Tout allait s'éclaircir. John était maintenant confortablement assis dans un fauteuil, un verre de cognac à la main, tout en discutant calmement avec Robert. La mascarade avait été totale il y a quatre ans, John avait bien crû maîtriser la situation, mais en réalité c'est Robert qui avait toutes les cartes en main. Ce dernier savait que John n'aurait pas le courage d'approcher les corps et qu'il ne pourrait pas distinguer grand chose dans le noir. Quand au commissaire Brugerts et au médecin légiste, ils étaient du côté de Robert grâce à de menus services et à une certaine somme d'argent. John avait tout compris, il se rendit compte qu'il avait été manipulé depuis le début, il n'en aurait jamais rien su sans cette panne du translateur. Allongée sur le canapé, Josiane venait de se réveiller, il lui fallût de nombreuses minutes pour sortir de sa stupeur, elle s'était évanouie en voyant John dans le couloir.
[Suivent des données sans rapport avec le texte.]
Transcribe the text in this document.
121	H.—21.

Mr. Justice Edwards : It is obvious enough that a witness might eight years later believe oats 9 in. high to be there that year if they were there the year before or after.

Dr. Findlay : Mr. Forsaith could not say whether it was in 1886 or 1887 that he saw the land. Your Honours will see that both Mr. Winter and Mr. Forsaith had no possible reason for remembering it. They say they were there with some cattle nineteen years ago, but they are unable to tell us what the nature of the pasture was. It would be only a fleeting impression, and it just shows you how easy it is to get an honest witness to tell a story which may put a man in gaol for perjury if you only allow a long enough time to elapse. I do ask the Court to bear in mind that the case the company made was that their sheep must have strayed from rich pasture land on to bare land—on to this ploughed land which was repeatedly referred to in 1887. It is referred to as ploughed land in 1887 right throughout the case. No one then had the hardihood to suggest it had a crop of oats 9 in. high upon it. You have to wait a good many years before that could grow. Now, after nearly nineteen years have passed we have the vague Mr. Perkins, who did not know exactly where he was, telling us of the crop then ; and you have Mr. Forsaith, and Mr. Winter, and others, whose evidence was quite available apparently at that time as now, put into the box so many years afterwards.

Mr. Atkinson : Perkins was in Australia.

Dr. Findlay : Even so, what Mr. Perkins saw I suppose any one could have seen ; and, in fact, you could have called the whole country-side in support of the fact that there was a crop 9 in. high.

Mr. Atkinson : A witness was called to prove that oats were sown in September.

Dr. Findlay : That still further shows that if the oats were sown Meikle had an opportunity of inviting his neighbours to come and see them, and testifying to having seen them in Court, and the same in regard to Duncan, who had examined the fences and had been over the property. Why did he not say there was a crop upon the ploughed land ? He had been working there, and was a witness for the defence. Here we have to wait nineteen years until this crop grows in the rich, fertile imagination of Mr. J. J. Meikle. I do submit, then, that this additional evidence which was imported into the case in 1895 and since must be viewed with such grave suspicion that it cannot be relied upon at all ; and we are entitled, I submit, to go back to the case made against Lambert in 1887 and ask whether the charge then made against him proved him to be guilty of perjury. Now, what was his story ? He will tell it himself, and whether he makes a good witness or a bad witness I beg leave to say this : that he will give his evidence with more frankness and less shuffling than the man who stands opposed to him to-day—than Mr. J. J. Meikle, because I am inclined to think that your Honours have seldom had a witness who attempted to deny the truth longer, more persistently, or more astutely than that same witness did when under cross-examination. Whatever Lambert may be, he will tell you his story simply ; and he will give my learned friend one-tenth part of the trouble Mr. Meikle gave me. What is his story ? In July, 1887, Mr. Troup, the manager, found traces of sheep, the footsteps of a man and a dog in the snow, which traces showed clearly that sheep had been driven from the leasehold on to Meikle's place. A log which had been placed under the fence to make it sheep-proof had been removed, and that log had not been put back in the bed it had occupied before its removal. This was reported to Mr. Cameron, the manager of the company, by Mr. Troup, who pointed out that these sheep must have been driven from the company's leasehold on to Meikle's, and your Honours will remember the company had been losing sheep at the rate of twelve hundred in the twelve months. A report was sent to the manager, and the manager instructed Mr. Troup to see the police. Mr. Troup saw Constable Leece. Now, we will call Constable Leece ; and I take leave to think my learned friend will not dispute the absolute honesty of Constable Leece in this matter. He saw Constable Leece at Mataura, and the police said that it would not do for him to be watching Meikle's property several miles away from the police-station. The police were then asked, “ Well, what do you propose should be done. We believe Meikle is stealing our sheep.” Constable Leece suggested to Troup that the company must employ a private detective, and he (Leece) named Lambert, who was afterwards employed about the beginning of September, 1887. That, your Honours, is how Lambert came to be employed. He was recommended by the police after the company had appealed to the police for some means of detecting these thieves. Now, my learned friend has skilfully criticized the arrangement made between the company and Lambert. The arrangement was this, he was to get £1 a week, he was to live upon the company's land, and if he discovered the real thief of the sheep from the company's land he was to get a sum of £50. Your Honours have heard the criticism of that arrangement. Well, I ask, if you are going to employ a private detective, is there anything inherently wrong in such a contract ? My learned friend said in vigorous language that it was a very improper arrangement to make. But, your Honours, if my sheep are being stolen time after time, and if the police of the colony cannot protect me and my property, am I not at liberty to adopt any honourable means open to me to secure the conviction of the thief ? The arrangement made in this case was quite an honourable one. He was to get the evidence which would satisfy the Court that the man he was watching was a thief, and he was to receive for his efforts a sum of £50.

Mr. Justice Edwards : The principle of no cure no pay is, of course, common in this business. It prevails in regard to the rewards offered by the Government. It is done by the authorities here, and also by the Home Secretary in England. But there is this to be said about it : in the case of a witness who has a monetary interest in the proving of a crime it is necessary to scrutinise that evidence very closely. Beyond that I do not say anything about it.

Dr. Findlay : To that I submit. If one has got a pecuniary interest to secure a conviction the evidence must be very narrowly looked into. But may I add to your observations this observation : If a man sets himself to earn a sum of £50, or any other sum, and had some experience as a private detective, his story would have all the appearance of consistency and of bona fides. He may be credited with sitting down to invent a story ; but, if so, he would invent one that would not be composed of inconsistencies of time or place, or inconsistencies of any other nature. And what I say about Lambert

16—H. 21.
Ce fût ensuite au tour de John d'expliquer comment il était arrivé ici. Ce faisant, il regardait autour de lui, les meubles étaient les mêmes mais l'appartement était différent, Robert avait déménagé et probablement changé de nom, John ne savait nullement où il était. Le regard de Robert se fit dur.
-Mais alors, personne se sait que tu es ici?
-Personne.
-Alors... Je suis désolé John, mais je tiens à préserver ma tranquillité.
Et Robert dégaina son magnum. Saisi de panique, John prit instinctivement le boîtier noir dans sa main, peut être fonctionnerait-il à nouveau? Les deux hommes pressèrent en même temps, l'un une détente, l'autre un bouton.